Bertinotti ha contrapposto, da non credente, una diversa chiave di lettura, individuando nel suo “oltre” non la resurrezione della carne ma una permanente azione storica di riscatto delle ingiustizie della società, memori della lezione ricevuta da chi ci è preceduto e che costituisce la stella polare a cui ispirarsi.

Per l’uomo politico la sua destinazione è mettere la causa nella storia, è redenzione della umanità, nella causa di liberazione di alienazione degli uomini. Questa, dunque, è la sua idea di trascendimento.

Ha ricordato simpaticamente il felice rapporto tra Don Peppone e Don Camillo, ciascuno de quali vantava di conoscere i propri fedeli o compagni per nome e l’altro in aggiunta per nome e cognome, una sintesi valoriale del cattolicesimo e del movimento operaio. Ora si certifica una desertificazione del tutto ammettendo di non saper dare risposte al precipizio in cui si è caduti, allo scarto tra i sogni di un tempo e il vuoto di oggi, tra il Noi del passato e l’egoismo attuale.

In conclusione, Paglia ha rilevato che quella di Bertinotti non sia comunque storia minore. Siamo obbligati al bene e la resurrezione della carne e della storia costituiscono in ogni caso un dono di Dio.
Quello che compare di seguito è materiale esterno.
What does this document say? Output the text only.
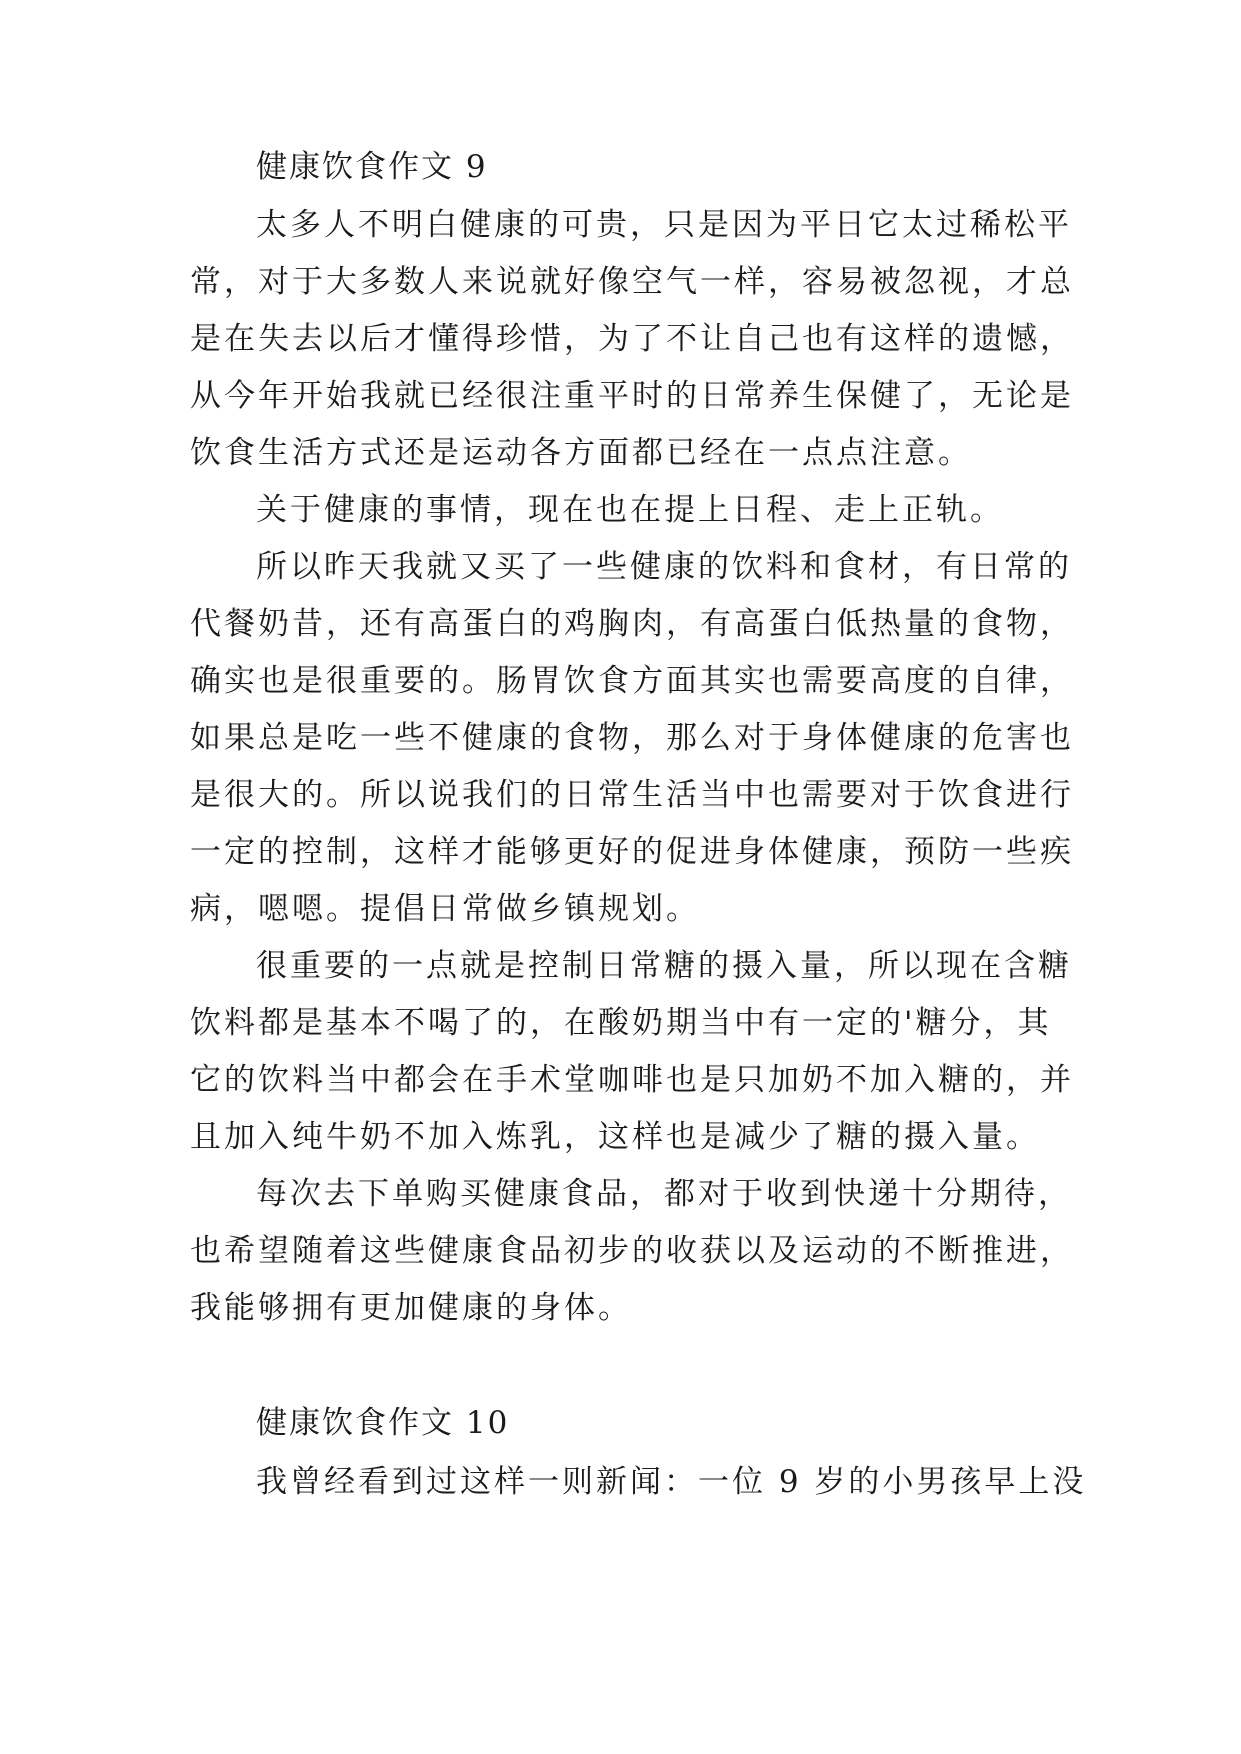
健康饮食作文 9

太多人不明白健康的可贵，只是因为平日它太过稀松平

常，对于大多数人来说就好像空气一样，容易被忽视，才总

是在失去以后才懂得珍惜，为了不让自己也有这样的遗憾，

从今年开始我就已经很注重平时的日常养生保健了，无论是

饮食生活方式还是运动各方面都已经在一点点注意。

关于健康的事情，现在也在提上日程、走上正轨。

所以昨天我就又买了一些健康的饮料和食材，有日常的

代餐奶昔，还有高蛋白的鸡胸肉，有高蛋白低热量的食物，

确实也是很重要的。肠胃饮食方面其实也需要高度的自律，

如果总是吃一些不健康的食物，那么对于身体健康的危害也

是很大的。所以说我们的日常生活当中也需要对于饮食进行

一定的控制，这样才能够更好的促进身体健康，预防一些疾

病，嗯嗯。提倡日常做乡镇规划。

很重要的一点就是控制日常糖的摄入量，所以现在含糖

饮料都是基本不喝了的，在酸奶期当中有一定的'糖分，其

它的饮料当中都会在手术堂咖啡也是只加奶不加入糖的，并

且加入纯牛奶不加入炼乳，这样也是减少了糖的摄入量。

每次去下单购买健康食品，都对于收到快递十分期待，

也希望随着这些健康食品初步的收获以及运动的不断推进，

我能够拥有更加健康的身体。

健康饮食作文 10

我曾经看到过这样一则新闻：一位 9 岁的小男孩早上没
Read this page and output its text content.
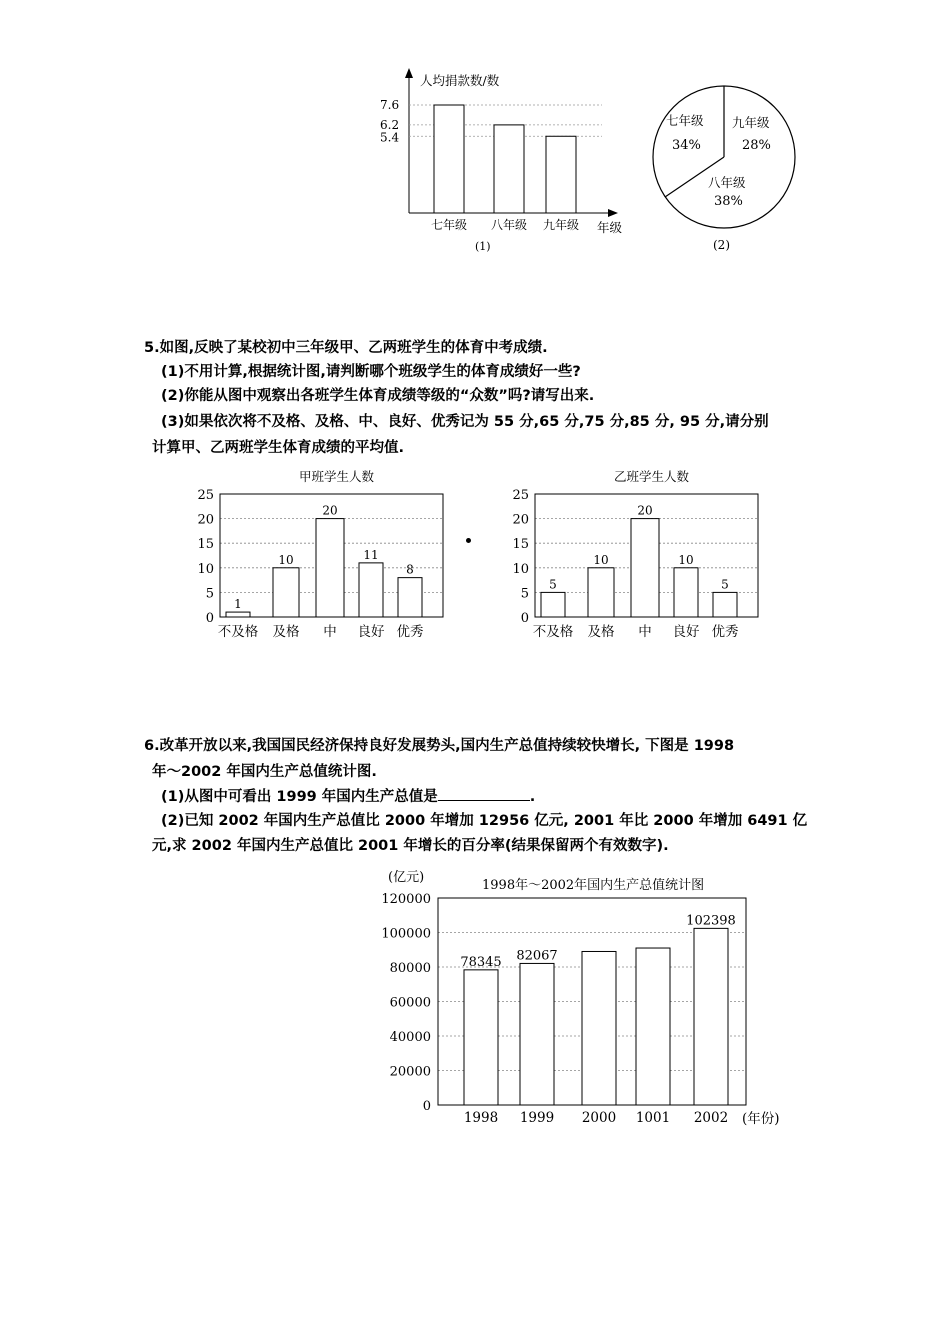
人均捐款数/数
年级
7.6
6.2
5.4
七年级 八年级 九年级
(1)
七年级
34%
九年级
28%
八年级
38%
(2)
5.如图,反映了某校初中三年级甲、乙两班学生的体育中考成绩.
(1)不用计算,根据统计图,请判断哪个班级学生的体育成绩好一些?
(2)你能从图中观察出各班学生体育成绩等级的“众数”吗?请写出来.
(3)如果依次将不及格、及格、中、良好、优秀记为 55 分,65 分,75 分,85 分, 95 分,请分别
计算甲、乙两班学生体育成绩的平均值.
甲班学生人数
0
5
10
15
20
25
1
不及格
10
及格
20
中
11
良好
8
优秀
乙班学生人数
0
5
10
15
20
25
5
不及格
10
及格
20
中
10
良好
5
优秀
6.改革开放以来,我国国民经济保持良好发展势头,国内生产总值持续较快增长, 下图是 1998
年～2002 年国内生产总值统计图.
(1)从图中可看出 1999 年国内生产总值是	.
(2)已知 2002 年国内生产总值比 2000 年增加 12956 亿元, 2001 年比 2000 年增加 6491 亿
元,求 2002 年国内生产总值比 2001 年增长的百分率(结果保留两个有效数字).
(亿元)
1998年～2002年国内生产总值统计图
0
20000
40000
60000
80000
100000
120000
78345
1998
82067
1999 2000 1001
102398
2002 (年份)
La storia Dio la regala a tutti i suoi figli, indipendentemente dal merito.

L’evento ha confermato come la Parrocchia di Santa Chiara sia un esempio speciale di comunità nel territorio su cui insiste, una osmosi fertilissima dei suoi abitanti che guardano e lavorano nella realtà parrocchiale arricchendola di contributi e trovando, in essa, il Noi a cui tutti dovremmo ambire. C’è da credere che si aprirà una stagione di nuovi appuntamenti di nuovo tutti da vivere.